During the Q&A, someone asked if he should hire an editor: would it help his paper be accepted by making his writing better, or would the journal frown upon it because he did not create the entire paper himself?
Lavine responded that he’d be concerned about an editor changing the author’s voice. The problem with editing services, he said, is that while they might be experts in journal submission, they are not teaching authors how to write. Using a service “games the system,” giving the author an advantage, but he encouraged the student to have a colleague edit the paper instead, which, he said, would gain more for the student. He did concede that he does not know if papers submitted to Science have been edited, so he is not sure if editing helps papers be accepted.
My impression was that editors who work directly with authors had not even crossed his mind, and that the authors in the room might benefit from some encouragement toward not only editing but editing directly with a freelance editor.
I also had not considered the role of academic paper editors in helping authors become better writers, although I’d always considered this part of fiction editing. When I was a TA, I spent hours grading papers because I could not resist writing comments to the students about every lost point, hoping they would follow up and learn about their mistakes. So it seems a logical next step to aid authors not just by correcting their papers but by making them better writers.
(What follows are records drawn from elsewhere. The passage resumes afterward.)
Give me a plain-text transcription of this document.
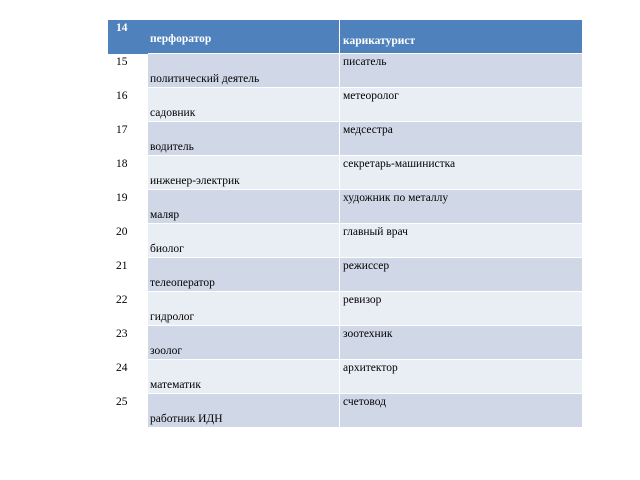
14
15
16
17
18
19
20
21
22
23
24
25
перфоратор	карикатурист
политический деятель
писатель
садовник
метеоролог
водитель
медсестра
инженер-электрик
секретарь-машинистка
маляр
художник по металлу
биолог
главный врач
телеоператор
режиссер
гидролог
ревизор
зоолог
зоотехник
математик
архитектор
работник ИДН
счетовод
I’m teaching again in October (the class is full), with additional classes in January and June, 2018.
Then Conor O’Donovan interviewed me for the Modernist Breadcrumbs podcast, in anticipation of the arrival, this fall, of Modernist Bread. The series debuts on October 4 (not sure of my interview’s date yet), and you can hear the podcast here: http://heritageradionetwork.org/modernistbreadcrumbs/
I’m currently working on a series of sourdough-relayed bread articles for The Kitchn, also in anticipation of Modernist Bread. Amy Halloran and the Modernist Bread team will be doing posts as well. They’ll be posted in October.
Photo by Alicia Stemper
Writing about bread, and stumbling upon interesting new facts (like the different temperatures that bacteria and yeast thrive at, which can enable the baker to control the sourness of her sourdough), is making me want to delve back into bread research. Another game changer was finding out that through my William and Mary alumni association, I have online access to academic journals–I wouldn’t have to take the bus to UNC, where non-students are now limited to one hour of computer time. I might be able to revive Food Chem Blog!
I’ve never had an interest in a second edition of Bread Science. I thought I had written everything I knew. I’m about to get more copies printed, and I had to open the Indesign file to make a few corrections (my email address and location). It was tempting to start copyediting the whole book–I didn’t even know about the Chicago Manual when I wrote it!–but each page that has changes adds additional cost to the printing. I shouldn’t start editing until I’m going to redo the whole book. And if I’m going to do that, I might think about adding new content. I wonder if there will be a second edition someday!